$$Rad(I)=\{a \in R | \exists n \in \mathbb{N} \text{ such that } a^n \in I\}$$
$R$ is a commutative ring, $I$ is an ideal.
To show that $Rad(I)$ is an ideal of $R$, we have to show that for $a,b \in Rad(I)$ it stands that $a-b \in Rad(I)$ and for $r\in R$ it stands that $a\cdot r\in Rad(I)$, right??
When $a,b \in Rad(I)$ we have that $a,b \in R$ and $a^n, b^m \in I$.
$a-b \in R$.
But how can we show that $(a-b)^k \in I, k \in \mathbb{N}$ ??
On
The binomial theorem holds in any commutative ring $R$. Thus
$(a - b)^k = \sum_0^k \dfrac{k!}{i!(k - i)!} a^i (-b)^{k - i}. \tag{1}$
Now if $a, b \in R$ with $a^n, b^m \in I$, then taking $k = m + n$ yields
$(a - b)^{m + n}= \sum_0^{m + n} \dfrac{(m + n)!}{i!(m + n - i)!} a^i (-b)^{m + n - i}, \tag{2}$
and for every $i$, $0 \le i \le m + n$, either $i \ge n$ or $m + n - i \ge m$. In the former case, $a^i \in I$ and in the latter, $b^{m + n - i} \in I$. Thus every product $a^i (-b)^{n + m - i}$ occurring in (2) is also in $I$, whence $(a - b)^{n + m} \in I$, and that's how it is shown.
It is also easy to see that if $a^n \in I$, then $(ra)^n = r^n a^n \in I$, whence $ra \in Rad(I)$ for $r \in R$, completing the demonstration that $Rad(I)$ is an ideal.

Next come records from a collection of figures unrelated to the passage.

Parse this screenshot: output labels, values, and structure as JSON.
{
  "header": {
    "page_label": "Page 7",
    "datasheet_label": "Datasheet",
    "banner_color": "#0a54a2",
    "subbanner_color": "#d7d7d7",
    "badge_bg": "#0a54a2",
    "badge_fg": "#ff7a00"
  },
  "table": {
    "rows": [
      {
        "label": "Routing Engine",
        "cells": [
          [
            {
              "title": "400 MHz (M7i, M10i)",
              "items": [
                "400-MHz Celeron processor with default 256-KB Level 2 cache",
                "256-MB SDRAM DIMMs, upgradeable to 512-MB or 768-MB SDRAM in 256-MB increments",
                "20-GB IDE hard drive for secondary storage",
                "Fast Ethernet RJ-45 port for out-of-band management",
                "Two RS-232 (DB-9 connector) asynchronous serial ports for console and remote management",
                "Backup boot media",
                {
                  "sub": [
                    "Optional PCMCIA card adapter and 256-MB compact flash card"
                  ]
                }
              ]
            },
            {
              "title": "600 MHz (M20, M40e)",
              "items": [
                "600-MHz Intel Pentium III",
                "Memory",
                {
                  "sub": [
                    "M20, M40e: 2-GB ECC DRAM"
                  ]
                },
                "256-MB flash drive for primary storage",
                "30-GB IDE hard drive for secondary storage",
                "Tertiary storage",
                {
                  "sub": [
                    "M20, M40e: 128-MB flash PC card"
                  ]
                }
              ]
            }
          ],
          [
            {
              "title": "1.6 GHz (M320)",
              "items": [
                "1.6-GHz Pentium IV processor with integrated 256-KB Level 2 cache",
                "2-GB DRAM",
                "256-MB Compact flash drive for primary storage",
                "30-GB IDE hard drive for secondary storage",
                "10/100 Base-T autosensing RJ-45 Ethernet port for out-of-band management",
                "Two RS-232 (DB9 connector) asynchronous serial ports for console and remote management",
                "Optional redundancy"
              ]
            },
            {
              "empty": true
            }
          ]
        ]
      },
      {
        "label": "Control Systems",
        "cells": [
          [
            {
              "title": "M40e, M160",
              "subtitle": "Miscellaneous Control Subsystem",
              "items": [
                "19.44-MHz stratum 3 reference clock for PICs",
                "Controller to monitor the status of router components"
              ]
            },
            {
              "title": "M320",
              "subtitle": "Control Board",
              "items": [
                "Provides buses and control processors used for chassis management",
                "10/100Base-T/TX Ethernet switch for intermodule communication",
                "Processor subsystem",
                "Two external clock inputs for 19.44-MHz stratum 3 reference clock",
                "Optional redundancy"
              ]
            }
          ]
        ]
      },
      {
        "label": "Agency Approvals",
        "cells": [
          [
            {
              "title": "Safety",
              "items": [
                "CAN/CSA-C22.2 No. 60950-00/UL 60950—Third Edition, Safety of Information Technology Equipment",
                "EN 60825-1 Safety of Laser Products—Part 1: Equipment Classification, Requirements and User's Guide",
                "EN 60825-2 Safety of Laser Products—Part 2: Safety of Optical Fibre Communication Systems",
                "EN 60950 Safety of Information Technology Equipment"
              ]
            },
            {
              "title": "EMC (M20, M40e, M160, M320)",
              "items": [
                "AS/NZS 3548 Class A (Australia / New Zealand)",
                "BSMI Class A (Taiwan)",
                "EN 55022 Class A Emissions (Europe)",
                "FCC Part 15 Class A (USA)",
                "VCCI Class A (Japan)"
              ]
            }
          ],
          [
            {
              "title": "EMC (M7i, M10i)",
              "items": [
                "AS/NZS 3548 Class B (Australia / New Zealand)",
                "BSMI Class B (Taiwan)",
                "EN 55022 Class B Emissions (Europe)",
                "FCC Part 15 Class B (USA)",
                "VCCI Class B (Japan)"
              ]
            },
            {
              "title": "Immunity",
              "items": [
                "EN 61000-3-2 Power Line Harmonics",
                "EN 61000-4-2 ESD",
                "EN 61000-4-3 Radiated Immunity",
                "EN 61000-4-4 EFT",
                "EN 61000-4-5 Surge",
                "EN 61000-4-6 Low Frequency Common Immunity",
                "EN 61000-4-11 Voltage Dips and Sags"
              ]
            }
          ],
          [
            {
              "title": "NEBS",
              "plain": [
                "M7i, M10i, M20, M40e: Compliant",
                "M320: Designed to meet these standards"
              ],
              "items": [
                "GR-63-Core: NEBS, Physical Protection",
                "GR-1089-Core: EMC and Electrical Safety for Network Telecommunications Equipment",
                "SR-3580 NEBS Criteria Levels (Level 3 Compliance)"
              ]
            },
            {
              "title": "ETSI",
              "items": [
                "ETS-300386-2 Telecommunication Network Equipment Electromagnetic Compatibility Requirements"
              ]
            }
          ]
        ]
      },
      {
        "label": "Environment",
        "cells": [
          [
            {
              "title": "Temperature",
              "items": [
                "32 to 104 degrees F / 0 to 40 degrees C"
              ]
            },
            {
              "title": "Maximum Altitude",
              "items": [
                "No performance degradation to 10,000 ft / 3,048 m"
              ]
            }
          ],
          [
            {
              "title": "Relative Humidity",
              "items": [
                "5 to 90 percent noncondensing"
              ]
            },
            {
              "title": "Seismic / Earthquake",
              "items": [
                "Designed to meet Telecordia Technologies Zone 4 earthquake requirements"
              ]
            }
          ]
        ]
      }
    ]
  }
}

Note $J$ this radical of $I$. If $a\in J$ and $b\in A$, $a^n\in I$ for some $n>0$ so that $(ba)^n = b^n a^n \in I$ because $I$ is a ideal, so that $ba\in J$. Now, if $a,b\in J$, whose respective powers $a^n$ and $b^m$ are in $I$, then by commutatativity we have $(a+b)^{n+m} = \sum_{k=0}^{n+m} {n+m \choose k} a^k b^{n+m-k}$ by the well-known binomial formula and this is in $I$ because in the sum, each term is in $I$, and this is because for each $k$, either $k\geq n$ or $n+m-k\geq m$ which ensures that one the two factors of the term are in $I$, so that the other is also in $I$ as $I$ is an ideal. This shows that $a+b\in J$, so that $J$ is an ideal of $A$.